この事、兄・光重と深更(しんこう)まで話し込む事も、また一族の主立った者もその会話の中にあった。今は一族を束ねながら、傀儡となってしまった将軍・頼家の許で立ち位置に苦慮する高重だった。が…昨今、北条氏、頼朝亡きあと、専横の振舞が目立ち始め、三浦一族の和田義盛等、これらを容認出来ない姿勢を示していた。
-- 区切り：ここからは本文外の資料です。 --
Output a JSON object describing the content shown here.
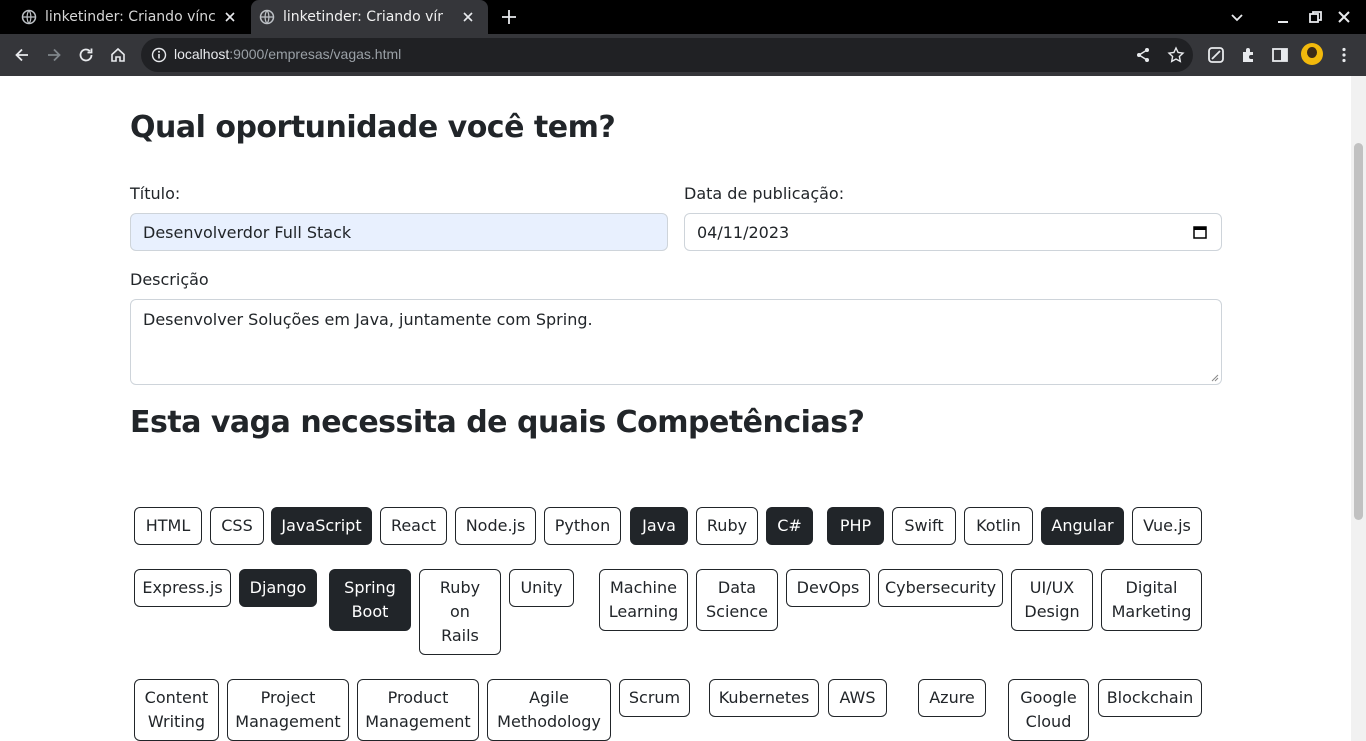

嘗て戦場を疾駆し、源氏に渋谷家に高重ありと知られた将だったが、今は武蔵七党の横山氏と姻戚も出来、軽挙妄動を慎まねばならぬ日々だったが…。鎌倉の政界の情報が昨今、高重が静観するには抑制が、歯止めが辛い量であった。今は父・重国の無言の訓(おし)えを想い、兄・光重や一族の者、親戚一同に鎌倉の政界の動き、渋谷一族の対応等、時局を語る高重だったが、その表情には憂愁(ゆうしゅう)の翳(かげ)りがあった。
高重、一人の将として矜持があった。梶原景時、鎌倉を去ってのち、鎌倉の政界は北条氏の専横が目についてきていた事は、和田氏等、三浦氏一党の情報で心得ていたが、心にあったのは景時の事だった。例え、景時に百の非があったにせよ、頼朝在世(ざいせい)の折は、鎌倉の府の要職を務めた重臣だった将を、鎌倉の府に勤仕する鎌倉武士の一人として宿老・側近達へ、景時を庇う諫言(かんげん)の一言が言えなかった事が高重の心を苛んだ。
一方、景時、相模国脱出を…いや、上洛を計り、由縁・手蔓(てづる)を頼り同意の将達を募ったが、時を逸したか…。心外の出立となり、一路、京を目指す大義なき旅となった。景時が念(おも)う上洛の旅は、それでも鎌倉の府の、いや、北条氏の追尾感を意識しながら、相模国一宮を出(い)でてのち、約34里の道程、風籟・鳥の羽音に反応する五感を宥めながら険路・薩埵峠(さったとうげ)を越え、興津川を渡った。駿河国清見関(きよみがせき)、狐崎(きつねざき)の辺りか!?前途多難の旅だったが、全員に休息を命じた。駿河国とはいえ、頃は睦月。蕭条として悽愴の風が吹き渡っていた。